Direktur Utama Pertamina Hulu Energi (PHE), Awang Lazuardi mengatakan geopolitik yang dinamis berpengaruh bagi operasional perusahaan di Irak. "Alhamdulillah karena koordinasi yang sangat baik dari PIEP, PHE, Pertamina dan dukungan Kementerian Luar Negeri serta KBRI di sejumlah negara, teman-teman bisa pulang dengan selamat," kata Awang.

Direktur Utama PIEP, Syamsu Yudha menegaskan keselamatan Perwira merupakan prioritas utama perusahaan. PIEP menjalankan seluruh prosedur HSSE serta Business Continuity Plan (BCP) secara disiplin dan terkoordinasi dengan Pertamina Holding, Subholding Upstream, dan otoritas terkait.

“Kami juga terus memonitor situasi secara real-time guna memastikan perlindungan optimal bagi seluruh personel," kata dia.

Ia menegaskan, untuk melakukan asesmen contingency plan rute evakuasi, sehingga bila ada penutupan air space akan memudahkan proses evakuasi ke depan.

Pertamina Irak Eksplorasi & Produksi (PIREP) bergerak cepat dengan mengaktifkan Emergency Response Team (ERT) segera setelah menerima informasi terkait serangan Amerika Serikat dan Israel terhadap Iran.

Selain melakukan pemantauan intensif, PIREP secara paralel juga memperkuat komunikasi dan koordinasi strategis dengan KBRI Baghdad, KBRI Kuwait City, KBRI Riyadh, KBRI Abu Dhabi, serta Kementerian Luar Negeri Republik Indonesia guna memonitor perkembangan situasi dan mengantisipasi dinamika keamanan di kawasan Timur Tengah.

Perwira PIREP menempuh perjalanan darat dari Basra, Irak menuju perbatasan di Safwan dan masuk ke negara Kuwait, dilanjutkan menuju Dammam, Saudi Arabia. Setelahnya seluruh personel menempuh perjalanan udara dari Dammam menuju Jeddah dan dilanjutkan ke Indonesia.
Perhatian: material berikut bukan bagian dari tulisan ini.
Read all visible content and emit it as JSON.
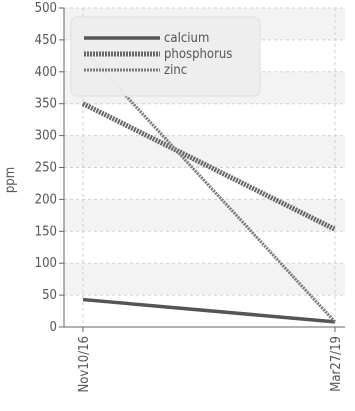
{
  "chart_data": {
    "type": "line",
    "x": [
      "Nov10/16",
      "Mar27/19"
    ],
    "ylabel": "ppm",
    "xlabel": "",
    "ylim": [
      0,
      500
    ],
    "yticks": [
      0,
      50,
      100,
      150,
      200,
      250,
      300,
      350,
      400,
      450,
      500
    ],
    "grid": true,
    "legend_position": "top-left",
    "series": [
      {
        "name": "calcium",
        "values": [
          43,
          8
        ],
        "color": "#555555",
        "style": "solid"
      },
      {
        "name": "phosphorus",
        "values": [
          350,
          153
        ],
        "color": "#666666",
        "style": "dotted-thick"
      },
      {
        "name": "zinc",
        "values": [
          435,
          8
        ],
        "color": "#7a7a7a",
        "style": "dotted-thin"
      }
    ]
  }
}
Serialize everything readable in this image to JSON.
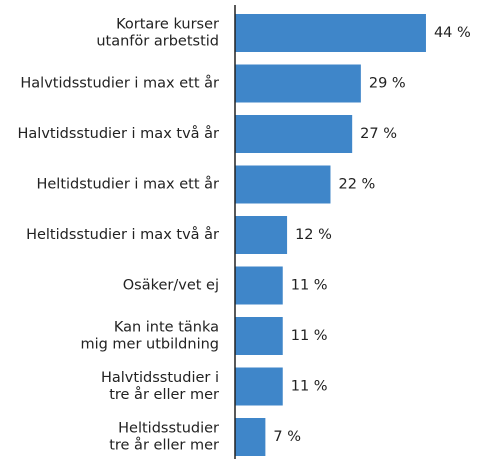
{
  "chart_data": {
    "type": "bar",
    "orientation": "horizontal",
    "categories": [
      "Kortare kurser\nutanför arbetstid",
      "Halvtidsstudier i max ett år",
      "Halvtidsstudier i max två år",
      "Heltidstudier i max ett år",
      "Heltidsstudier i max två år",
      "Osäker/vet ej",
      "Kan inte tänka\nmig mer utbildning",
      "Halvtidsstudier i\ntre år eller mer",
      "Heltidsstudier\ntre år eller mer"
    ],
    "values": [
      44,
      29,
      27,
      22,
      12,
      11,
      11,
      11,
      7
    ],
    "value_labels": [
      "44 %",
      "29 %",
      "27 %",
      "22 %",
      "12 %",
      "11 %",
      "11 %",
      "11 %",
      "7 %"
    ],
    "color": "#3f86c9"
  }
}
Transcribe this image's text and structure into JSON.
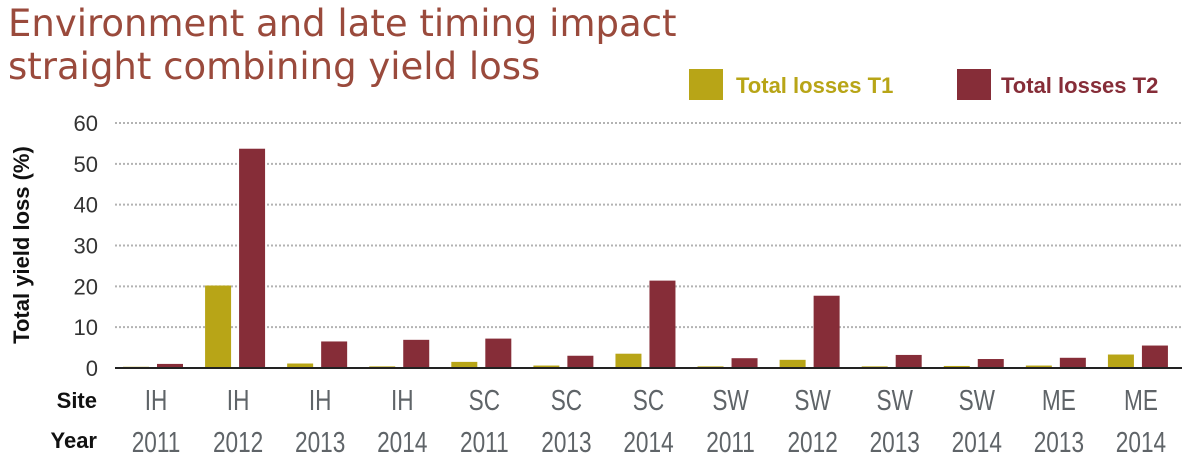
{
  "chart_data": {
    "type": "bar",
    "title_lines": [
      "Environment and late timing impact",
      "straight combining yield loss"
    ],
    "ylabel": "Total yield loss (%)",
    "ylim": [
      0,
      60
    ],
    "yticks": [
      0,
      10,
      20,
      30,
      40,
      50,
      60
    ],
    "grid": true,
    "legend_position": "top-right",
    "row_labels": {
      "site": "Site",
      "year": "Year"
    },
    "sites": [
      "IH",
      "IH",
      "IH",
      "IH",
      "SC",
      "SC",
      "SC",
      "SW",
      "SW",
      "SW",
      "SW",
      "ME",
      "ME"
    ],
    "years": [
      "2011",
      "2012",
      "2013",
      "2014",
      "2011",
      "2013",
      "2014",
      "2011",
      "2012",
      "2013",
      "2014",
      "2013",
      "2014"
    ],
    "series": [
      {
        "name": "Total losses T1",
        "color": "#b8a517",
        "values": [
          0.3,
          20.2,
          1.1,
          0.4,
          1.5,
          0.6,
          3.5,
          0.4,
          2.0,
          0.4,
          0.5,
          0.6,
          3.3
        ]
      },
      {
        "name": "Total losses T2",
        "color": "#862d38",
        "values": [
          1.0,
          53.7,
          6.5,
          6.9,
          7.2,
          3.0,
          21.4,
          2.4,
          17.7,
          3.2,
          2.2,
          2.5,
          5.5
        ]
      }
    ]
  }
}
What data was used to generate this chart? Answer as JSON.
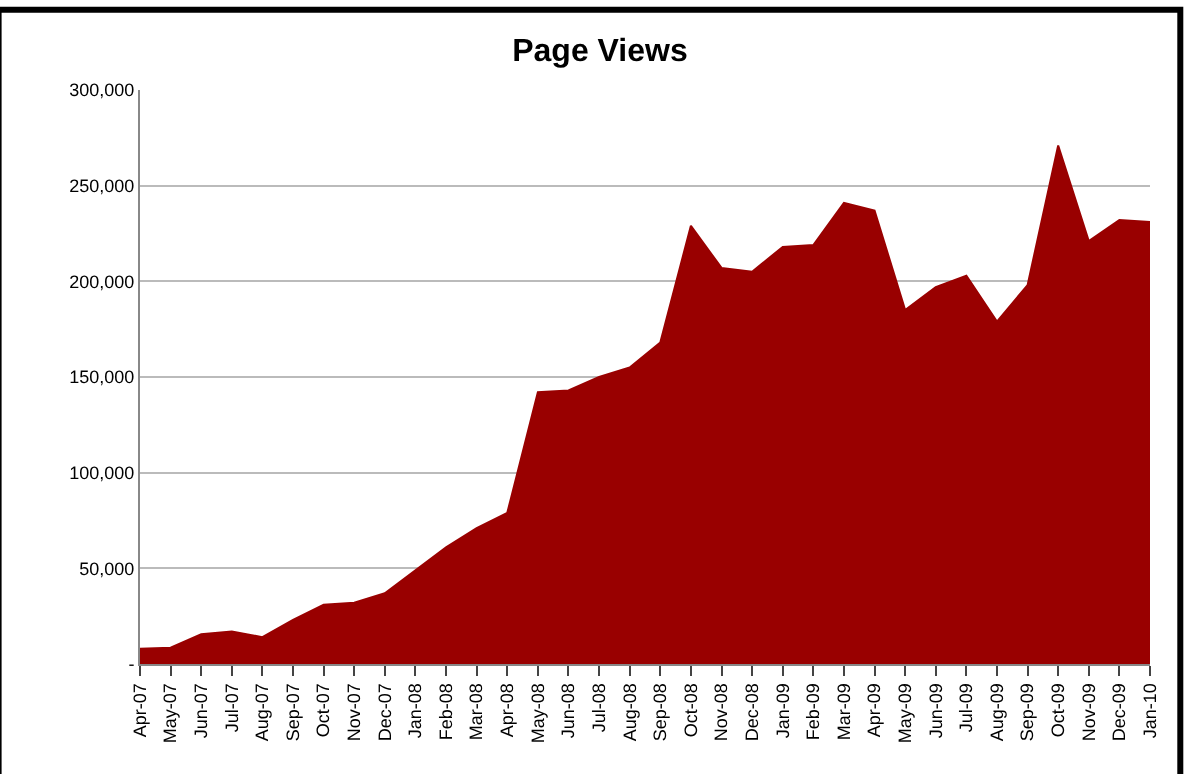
{
  "chart_data": {
    "type": "area",
    "title": "Page Views",
    "categories": [
      "Apr-07",
      "May-07",
      "Jun-07",
      "Jul-07",
      "Aug-07",
      "Sep-07",
      "Oct-07",
      "Nov-07",
      "Dec-07",
      "Jan-08",
      "Feb-08",
      "Mar-08",
      "Apr-08",
      "May-08",
      "Jun-08",
      "Jul-08",
      "Aug-08",
      "Sep-08",
      "Oct-08",
      "Nov-08",
      "Dec-08",
      "Jan-09",
      "Feb-09",
      "Mar-09",
      "Apr-09",
      "May-09",
      "Jun-09",
      "Jul-09",
      "Aug-09",
      "Sep-09",
      "Oct-09",
      "Nov-09",
      "Dec-09",
      "Jan-10"
    ],
    "series": [
      {
        "color": "#990000",
        "values": [
          8000,
          8500,
          15500,
          17000,
          14000,
          23000,
          31000,
          32000,
          37000,
          49000,
          61000,
          71000,
          79000,
          142000,
          143000,
          150000,
          155000,
          168000,
          229000,
          207000,
          205000,
          218000,
          219000,
          241000,
          237000,
          185000,
          197000,
          203000,
          179000,
          198000,
          271000,
          221000,
          232000,
          231000
        ]
      }
    ],
    "ylim": [
      0,
      300000
    ],
    "yticks": [
      {
        "value": 0,
        "label": "-"
      },
      {
        "value": 50000,
        "label": "50,000"
      },
      {
        "value": 100000,
        "label": "100,000"
      },
      {
        "value": 150000,
        "label": "150,000"
      },
      {
        "value": 200000,
        "label": "200,000"
      },
      {
        "value": 250000,
        "label": "250,000"
      },
      {
        "value": 300000,
        "label": "300,000"
      }
    ],
    "grid": "y"
  }
}
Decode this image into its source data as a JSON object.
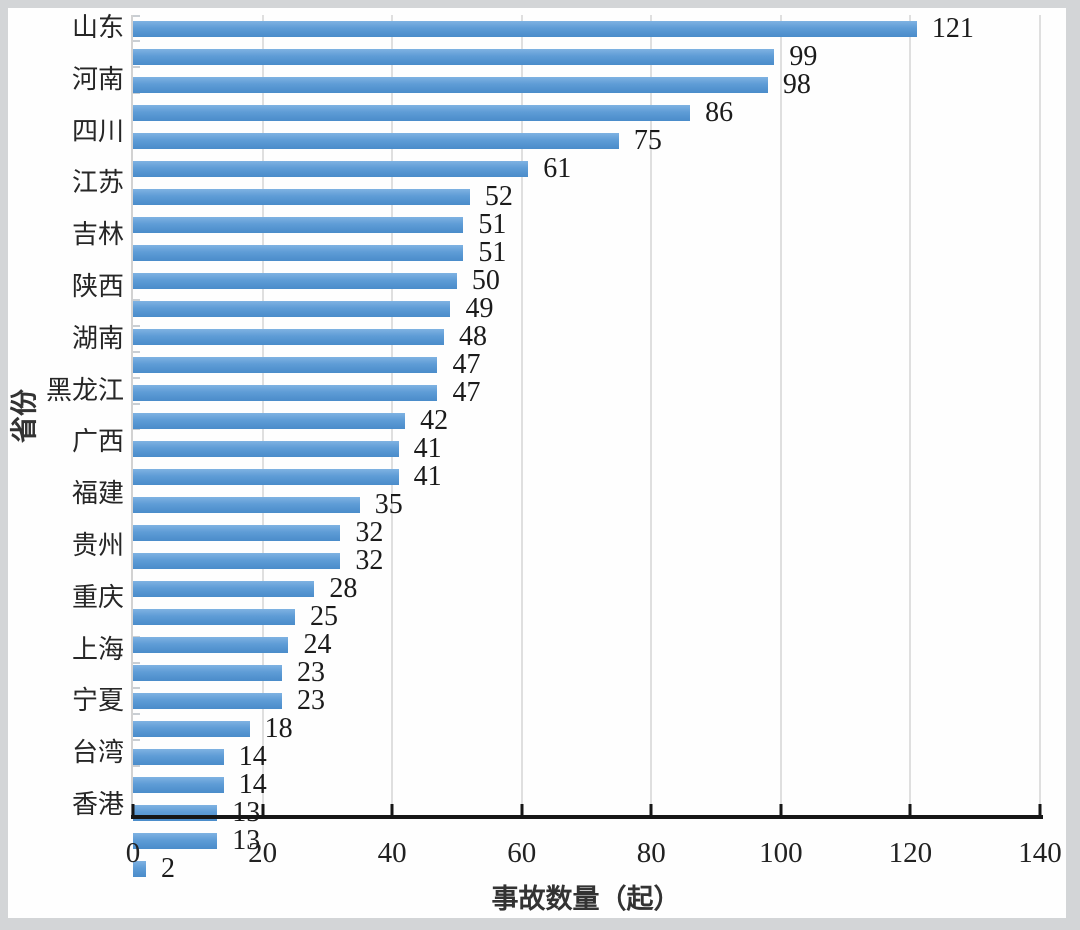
{
  "page": {
    "background_color": "#d3d5d7",
    "panel_color": "#fefefe"
  },
  "chart_data": {
    "type": "bar",
    "orientation": "horizontal",
    "title": "",
    "xlabel": "事故数量（起）",
    "ylabel": "省份",
    "xlim": [
      0,
      140
    ],
    "xticks": [
      0,
      20,
      40,
      60,
      80,
      100,
      120,
      140
    ],
    "grid": "vertical-light",
    "legend": "none",
    "bar_color": "#5b9bd5",
    "bars": [
      {
        "label": "山东",
        "value": 121
      },
      {
        "label": "",
        "value": 99
      },
      {
        "label": "河南",
        "value": 98
      },
      {
        "label": "",
        "value": 86
      },
      {
        "label": "四川",
        "value": 75
      },
      {
        "label": "",
        "value": 61
      },
      {
        "label": "江苏",
        "value": 52
      },
      {
        "label": "",
        "value": 51
      },
      {
        "label": "吉林",
        "value": 51
      },
      {
        "label": "",
        "value": 50
      },
      {
        "label": "陕西",
        "value": 49
      },
      {
        "label": "",
        "value": 48
      },
      {
        "label": "湖南",
        "value": 47
      },
      {
        "label": "",
        "value": 47
      },
      {
        "label": "黑龙江",
        "value": 42
      },
      {
        "label": "",
        "value": 41
      },
      {
        "label": "广西",
        "value": 41
      },
      {
        "label": "",
        "value": 35
      },
      {
        "label": "福建",
        "value": 32
      },
      {
        "label": "",
        "value": 32
      },
      {
        "label": "贵州",
        "value": 28
      },
      {
        "label": "",
        "value": 25
      },
      {
        "label": "重庆",
        "value": 24
      },
      {
        "label": "",
        "value": 23
      },
      {
        "label": "上海",
        "value": 23
      },
      {
        "label": "",
        "value": 18
      },
      {
        "label": "宁夏",
        "value": 14
      },
      {
        "label": "",
        "value": 14
      },
      {
        "label": "台湾",
        "value": 13
      },
      {
        "label": "",
        "value": 13
      },
      {
        "label": "香港",
        "value": 2
      }
    ]
  }
}
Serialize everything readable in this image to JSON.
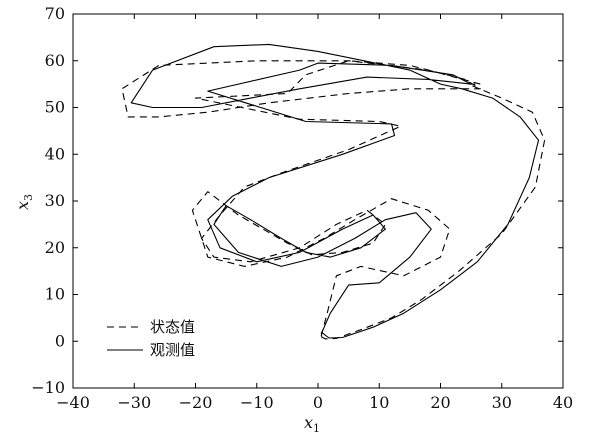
{
  "chart_data": {
    "type": "line",
    "xlabel": "x",
    "xlabel_sub": "1",
    "ylabel": "x",
    "ylabel_sub": "3",
    "xlim": [
      -40,
      40
    ],
    "ylim": [
      -10,
      70
    ],
    "xticks": [
      "-40",
      "-30",
      "-20",
      "-10",
      "0",
      "10",
      "20",
      "30",
      "40"
    ],
    "yticks": [
      "-10",
      "0",
      "10",
      "20",
      "30",
      "40",
      "50",
      "60",
      "70"
    ],
    "grid": false,
    "legend_position": "bottom-left",
    "series": [
      {
        "name": "状态值",
        "style": "dashed",
        "color": "#000000",
        "x": [
          0.5,
          1.2,
          3.0,
          7.0,
          12.0,
          17.0,
          23.0,
          30.0,
          35.5,
          37.0,
          35.0,
          30.0,
          24.5,
          26.5,
          18.0,
          5.0,
          -10.0,
          -26.0,
          -32.0,
          -31.0,
          -26.0,
          -18.0,
          -8.0,
          5.0,
          15.0,
          23.0,
          26.5,
          24.0,
          15.0,
          5.0,
          -2.0,
          -5.0,
          -20.0,
          -3.0,
          10.0,
          13.5,
          5.0,
          -6.0,
          -12.0,
          -16.0,
          -19.0,
          -17.0,
          -11.0,
          -3.0,
          3.0,
          8.0,
          11.0,
          9.0,
          4.0,
          -1.0,
          -5.0,
          -13.0,
          -18.0,
          -20.5,
          -18.0,
          -12.0,
          -5.0,
          1.0,
          6.0,
          12.0,
          18.0,
          21.5,
          20.0,
          14.0,
          7.0,
          3.0,
          1.5,
          0.5
        ],
        "y": [
          1.0,
          0.5,
          0.6,
          2.5,
          5.0,
          9.0,
          15.0,
          23.0,
          33.0,
          43.0,
          49.0,
          52.0,
          55.0,
          55.0,
          58.0,
          60.0,
          60.0,
          59.0,
          54.0,
          48.0,
          48.0,
          49.0,
          51.0,
          53.0,
          54.0,
          54.0,
          54.0,
          56.0,
          59.0,
          60.0,
          57.0,
          53.0,
          52.0,
          47.5,
          47.0,
          46.0,
          41.0,
          36.0,
          33.0,
          27.0,
          22.0,
          18.0,
          17.0,
          20.0,
          25.0,
          28.0,
          25.0,
          21.0,
          19.0,
          18.5,
          21.0,
          27.0,
          32.0,
          28.0,
          18.0,
          16.0,
          18.0,
          22.0,
          26.0,
          30.5,
          28.0,
          24.0,
          18.0,
          14.0,
          16.0,
          14.0,
          6.0,
          1.0
        ]
      },
      {
        "name": "观测值",
        "style": "solid",
        "color": "#000000",
        "x": [
          0.5,
          1.8,
          4.0,
          9.0,
          14.0,
          20.0,
          26.0,
          31.0,
          34.5,
          36.0,
          33.0,
          28.5,
          23.5,
          20.0,
          15.0,
          0.0,
          -8.0,
          -17.0,
          -27.0,
          -30.5,
          -27.0,
          -19.0,
          -11.0,
          -3.0,
          8.0,
          18.0,
          25.0,
          22.0,
          12.0,
          0.0,
          -3.0,
          -18.0,
          -2.0,
          12.0,
          12.5,
          4.0,
          -8.0,
          -14.0,
          -18.0,
          -16.0,
          -10.0,
          -3.0,
          4.0,
          9.0,
          11.0,
          7.0,
          2.0,
          -2.0,
          -6.0,
          -11.0,
          -15.0,
          -17.0,
          -13.0,
          -6.0,
          0.0,
          6.0,
          11.0,
          16.0,
          18.5,
          15.0,
          10.0,
          5.0,
          2.0,
          0.5
        ],
        "y": [
          2.0,
          0.7,
          0.8,
          3.0,
          6.0,
          11.0,
          17.0,
          25.0,
          35.0,
          43.0,
          48.0,
          52.0,
          54.0,
          55.0,
          58.0,
          62.0,
          63.5,
          63.0,
          58.0,
          51.0,
          50.0,
          50.0,
          52.0,
          54.0,
          56.5,
          56.0,
          55.0,
          57.0,
          59.0,
          59.5,
          58.0,
          53.5,
          47.0,
          46.5,
          44.0,
          40.0,
          35.0,
          31.0,
          26.0,
          20.0,
          17.0,
          19.0,
          24.0,
          27.0,
          24.0,
          20.0,
          18.0,
          19.0,
          22.0,
          26.0,
          29.0,
          25.0,
          19.0,
          16.0,
          18.0,
          22.0,
          26.0,
          27.5,
          24.0,
          18.0,
          12.5,
          12.0,
          6.0,
          1.5
        ]
      }
    ]
  }
}
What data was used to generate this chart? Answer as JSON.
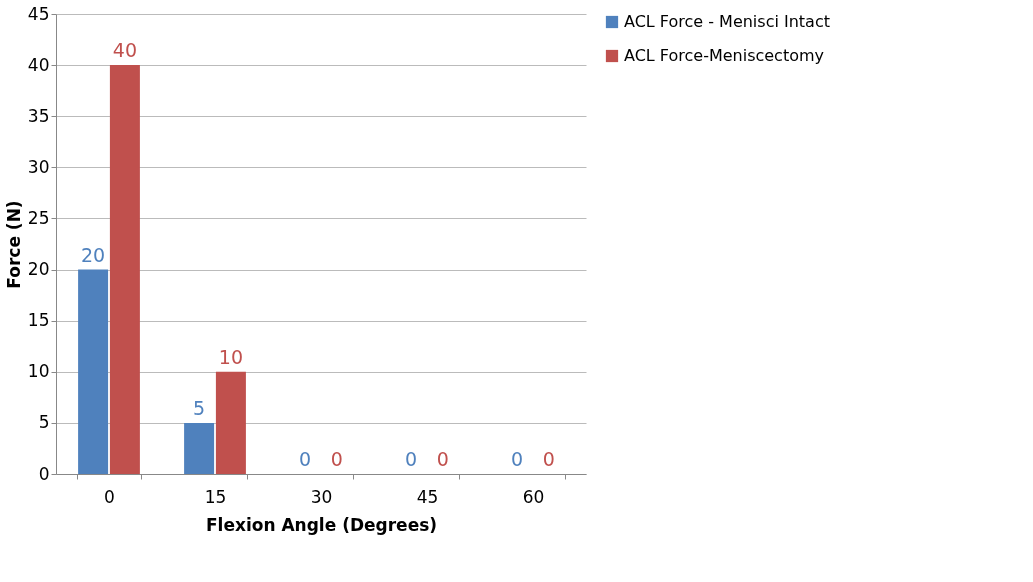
{
  "chart_data": {
    "type": "bar",
    "xlabel": "Flexion Angle (Degrees)",
    "ylabel": "Force (N)",
    "categories": [
      "0",
      "15",
      "30",
      "45",
      "60"
    ],
    "series": [
      {
        "name": "ACL Force - Menisci Intact",
        "color": "#4f81bd",
        "values": [
          20,
          5,
          0,
          0,
          0
        ]
      },
      {
        "name": "ACL Force-Meniscectomy",
        "color": "#c0504d",
        "values": [
          40,
          10,
          0,
          0,
          0
        ]
      }
    ],
    "ylim": [
      0,
      45
    ],
    "yticks": [
      0,
      5,
      10,
      15,
      20,
      25,
      30,
      35,
      40,
      45
    ],
    "grid": "y",
    "legend": "right",
    "data_labels": true
  }
}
Sebagian personel tiba di Jakarta tanggal 10 Maret 2026, sedangkan sisanya baru tiba tanggal 11 Maret 2026.

Selain memastikan keselamatan personel, PIEP juga menghubungi keluarga seluruh Perwira PIREP untuk menyampaikan kondisi terkini secara langsung, sekaligus menyediakan saluran komunikasi hotline 24 jam guna memastikan keluarga memperoleh informasi dan dukungan yang diperlukan.